Un fuera de juego o un tiro estampado contra el larguero han podido causar la tragedia de muchos equipos de fútbol y el disgusto de su hinchada, pero ahí está la llamada grandeza del fútbol y la gracia del juego. Si el portero pudiera correr las porterías de sitio según las circunstancias y el delantero abatir al defensa con una patada de kárate la finalidad del árbitro pierde su sentido y se acabará en una batalla campal, apasionante quizás al principio, pero con graves consecuencias finales. Si esto ocurre en el mundo del deporte, donde las reglas son convencionales, con más motivo sucede con las normas de la naturaleza.

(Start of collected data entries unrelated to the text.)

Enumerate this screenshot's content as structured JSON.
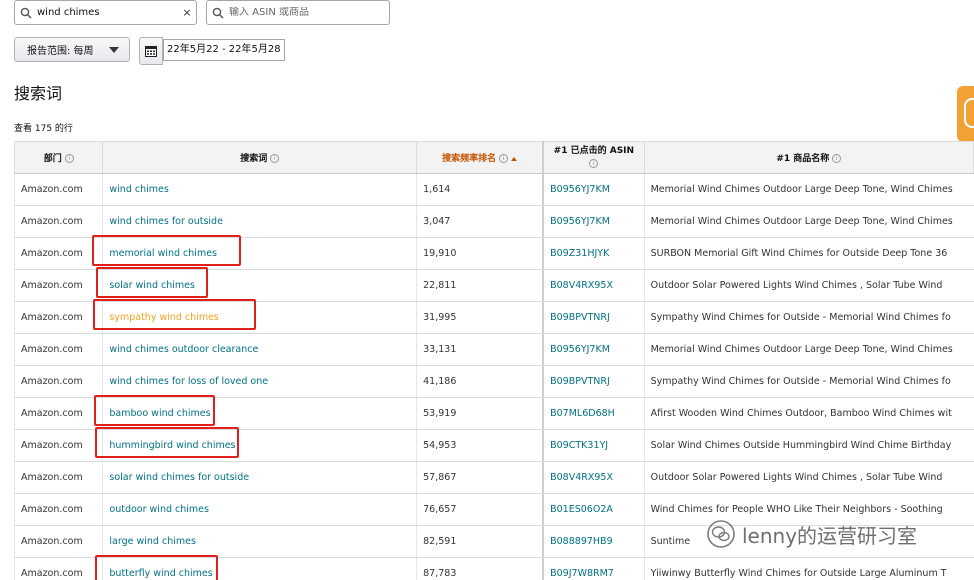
{
  "search": {
    "value": "wind chimes",
    "clear": "×"
  },
  "asin_search": {
    "placeholder": "输入 ASIN 或商品"
  },
  "report_range": {
    "label": "报告范围: 每周"
  },
  "date_range": {
    "value": "22年5月22 - 22年5月28"
  },
  "page_title": "搜索词",
  "row_count": "查看 175 的行",
  "columns": {
    "dept": "部门",
    "term": "搜索词",
    "rank": "搜索频率排名",
    "asin_line1": "#1 已点击的 ASIN",
    "product": "#1 商品名称"
  },
  "rows": [
    {
      "dept": "Amazon.com",
      "term": "wind chimes",
      "rank": "1,614",
      "asin": "B0956YJ7KM",
      "product": "Memorial Wind Chimes Outdoor Large Deep Tone, Wind Chimes"
    },
    {
      "dept": "Amazon.com",
      "term": "wind chimes for outside",
      "rank": "3,047",
      "asin": "B0956YJ7KM",
      "product": "Memorial Wind Chimes Outdoor Large Deep Tone, Wind Chimes"
    },
    {
      "dept": "Amazon.com",
      "term": "memorial wind chimes",
      "rank": "19,910",
      "asin": "B09Z31HJYK",
      "product": "SURBON Memorial Gift Wind Chimes for Outside Deep Tone 36"
    },
    {
      "dept": "Amazon.com",
      "term": "solar wind chimes",
      "rank": "22,811",
      "asin": "B08V4RX95X",
      "product": "Outdoor Solar Powered Lights Wind Chimes , Solar Tube Wind"
    },
    {
      "dept": "Amazon.com",
      "term": "sympathy wind chimes",
      "rank": "31,995",
      "asin": "B09BPVTNRJ",
      "product": "Sympathy Wind Chimes for Outside - Memorial Wind Chimes fo"
    },
    {
      "dept": "Amazon.com",
      "term": "wind chimes outdoor clearance",
      "rank": "33,131",
      "asin": "B0956YJ7KM",
      "product": "Memorial Wind Chimes Outdoor Large Deep Tone, Wind Chimes"
    },
    {
      "dept": "Amazon.com",
      "term": "wind chimes for loss of loved one",
      "rank": "41,186",
      "asin": "B09BPVTNRJ",
      "product": "Sympathy Wind Chimes for Outside - Memorial Wind Chimes fo"
    },
    {
      "dept": "Amazon.com",
      "term": "bamboo wind chimes",
      "rank": "53,919",
      "asin": "B07ML6D68H",
      "product": "Afirst Wooden Wind Chimes Outdoor, Bamboo Wind Chimes wit"
    },
    {
      "dept": "Amazon.com",
      "term": "hummingbird wind chimes",
      "rank": "54,953",
      "asin": "B09CTK31YJ",
      "product": "Solar Wind Chimes Outside Hummingbird Wind Chime Birthday"
    },
    {
      "dept": "Amazon.com",
      "term": "solar wind chimes for outside",
      "rank": "57,867",
      "asin": "B08V4RX95X",
      "product": "Outdoor Solar Powered Lights Wind Chimes , Solar Tube Wind"
    },
    {
      "dept": "Amazon.com",
      "term": "outdoor wind chimes",
      "rank": "76,657",
      "asin": "B01ES06O2A",
      "product": "Wind Chimes for People WHO Like Their Neighbors - Soothing"
    },
    {
      "dept": "Amazon.com",
      "term": "large wind chimes",
      "rank": "82,591",
      "asin": "B088897HB9",
      "product": "Suntime"
    },
    {
      "dept": "Amazon.com",
      "term": "butterfly wind chimes",
      "rank": "87,783",
      "asin": "B09J7W8RM7",
      "product": "Yiiwinwy Butterfly Wind Chimes for Outside Large Aluminum T"
    }
  ],
  "watermark": "lenny的运营研习室",
  "colors": {
    "link": "#007185",
    "highlight": "#f0a21e",
    "sort_header": "#c45500",
    "annotation_box": "#e0201c",
    "side_tab": "#f0a334"
  }
}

Dicen que Dios perdona siempre, los hombres algunas veces y la naturaleza nunca.

Ciertos límites son, sin duda, opresivos y rechazables, pero la vida está llena de límites que son, sencillamente, la condición de posibilidad de la propia libertad. Romper límites por progresismo es como hacer estallar los diques de contención de una presa. La estética fiereza pasional del agua pasará, en breve, a dejar un inmenso lodazal de inmundicia con muchas víctimas.

Si se asumen los límites de la vida uno se hace tan grande como el mundo pero si se pretende hacer un mundo a la medida del gusto de cada uno la vida termina siendo tan estrecha como uno mismo.

Matar a niños a mansalva en el seno de sus propias madres, congelar embriones humanos, fomentar la plurisexualidad a la carta y decir que los animales son personas son algunas de las rupturas de límites más elementales que está llevando a cabo el actual gobierno de la nación española. Es posible que estas actitudes escondan una aversión al cristianismo que les impida ver algo tan evidente como la diferencia maravillosa entre un hombre y una mujer. La lógica del progresismo está claramente trazada en la trayectoria legal divorcio-aborto-eutanasia. No son leyes hechas para el bien de la mayoría sino dictámenes trazados en función de casos extremos que acaban deformando la sociedad con eficacia. De la falta de fidelidad matrimonial –un lenguaje ya inadmisible en gran parte de la opinión pública- se pasa a la muerte de la vida humana indefensa del no nacido hasta llegar a que el Estado se arrogue la capacidad legal de otorgar permiso para que cese una vida humana física o psíquicamente deteriorada.

De todos modos, las reflexiones anteriores no convencerán a un moderno progresista. Sin embargo hay otro argumento que viene al caso. La ruptura de los límites más elementales de la sociedad es la que ha caracterizado a las más espantosas dictaduras de la historia: el nazismo de Hitler y el comunismo marxista de Stalin; porque es propio de los dictadores entender que el fin del progreso justifica cualquier tipo de medio. Cuando, en breve, comience la presión del gobierno español para legalizar la eutanasia es bueno recordar la película “Yo acuso” con la que Goebbels fomentó algo parecido en la Alemania nazi.